Circulação de órgãos

Um acordo entre o Ministério da Saúde, a Secretaria de Aviação Civil e as empresas aéreas e aeroportuárias vai facilitar o transporte de órgãos entre o ponto de doação e o ponto de transplante.

Após a retirada, os órgãos doados suportam muito pouco tempo sem circulação sanguínea - por exemplo, pulmão e coração (4-6h), fígado (12-24h), pâncreas (12-24h), rim (24-48h), córneas (até 7 dias).

Com o acordo, a iniciativa passa a incluir também a medula óssea entre os órgãos passíveis de serem transportados por avião para fins de transplante. O transporte da medula dependia da criação de um fluxo específico, tendo em vista que passar pelo sistema de raio X poderia deteriorar o tecido.

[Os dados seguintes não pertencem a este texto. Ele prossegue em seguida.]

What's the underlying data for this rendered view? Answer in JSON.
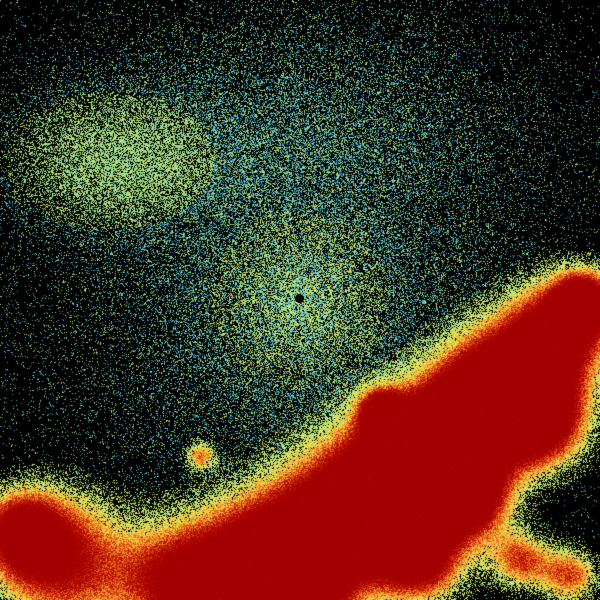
{
  "image": {
    "kind": "radar-reflectivity-sweep",
    "background": "#000000",
    "colormap": [
      "#1a4a9a",
      "#2f86c0",
      "#52c0c0",
      "#b8e47a",
      "#f0e448",
      "#f2a030",
      "#e04a10",
      "#b80c00",
      "#a00000"
    ],
    "radar_site_marker": "black-dot"
  }
}
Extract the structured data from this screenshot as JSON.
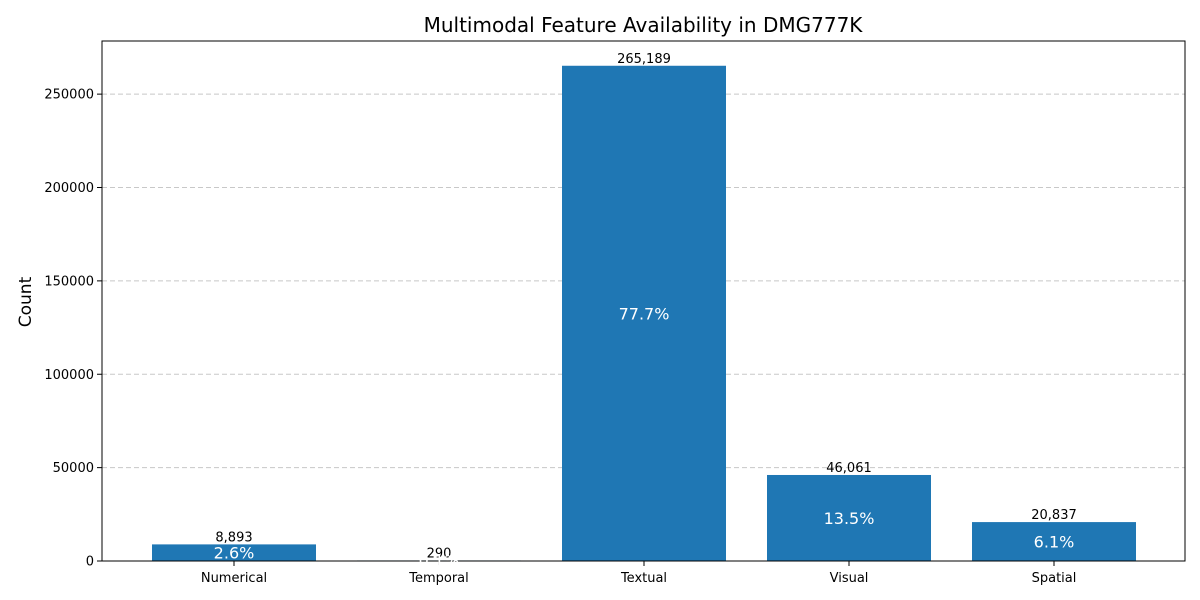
{
  "chart_data": {
    "type": "bar",
    "title": "Multimodal Feature Availability in DMG777K",
    "xlabel": "",
    "ylabel": "Count",
    "categories": [
      "Numerical",
      "Temporal",
      "Textual",
      "Visual",
      "Spatial"
    ],
    "values": [
      8893,
      290,
      265189,
      46061,
      20837
    ],
    "value_labels": [
      "8,893",
      "290",
      "265,189",
      "46,061",
      "20,837"
    ],
    "percent_labels": [
      "2.6%",
      "0.1%",
      "77.7%",
      "13.5%",
      "6.1%"
    ],
    "ylim": [
      0,
      278449
    ],
    "yticks": [
      0,
      50000,
      100000,
      150000,
      200000,
      250000
    ],
    "ytick_labels": [
      "0",
      "50000",
      "100000",
      "150000",
      "200000",
      "250000"
    ],
    "grid": "y-dashed",
    "bar_color": "#1f77b4",
    "grid_color": "#c8c8c8"
  }
}
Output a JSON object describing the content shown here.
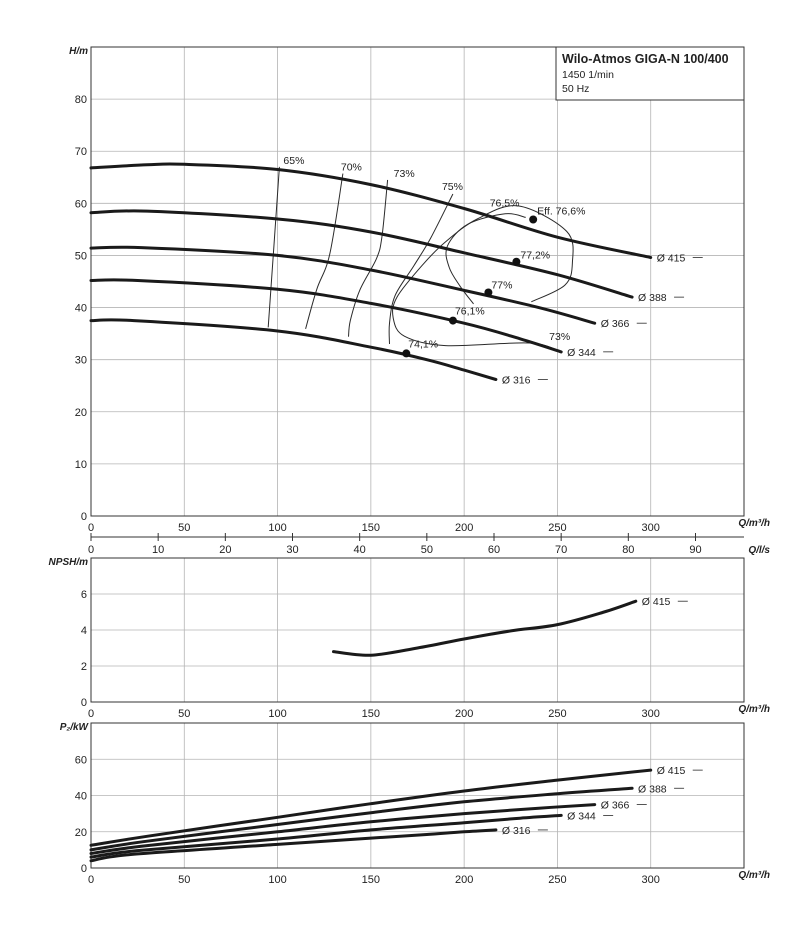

A inclusão no termo propicia a regulamentação técnica que viabiliza que esses materiais passem a ser transportados sem a necessidade de colocar na esteira do aparelho.

Transporte de órgãos para transplantes

O acordo, assinado em dezembro de 2013, tinha duração de dois anos e está sendo renovado pela primeira vez. Com a parceria, foi possível ampliar o número de voos disponíveis para transportar órgãos e otimizar a operação, evitando desperdício, aumentando a oferta, reduzindo as distâncias e desigualdades regionais, além de beneficiar as pessoas que aguardam por um órgão em todo o Brasil.

Em 2011, no início da operação, quando ainda não havia um acordo formalizado, foram utilizados 1.907 voos no transporte de algum tipo de material biológico ou equipe médica para transplante no Brasil.

Em 2013 o acordo elevou esse número para 6.064 voos, mais que o triplo.

Em 2014, 5.061 voos transportaram órgãos e equipes de saúde. Nesse período foi registrada queda no número de voos pela otimização da utilização da malha aérea e do fluxo de distribuição. Ou seja, a rede transportou mais itens com menos voos, resultado de processos logísticos mais apurados.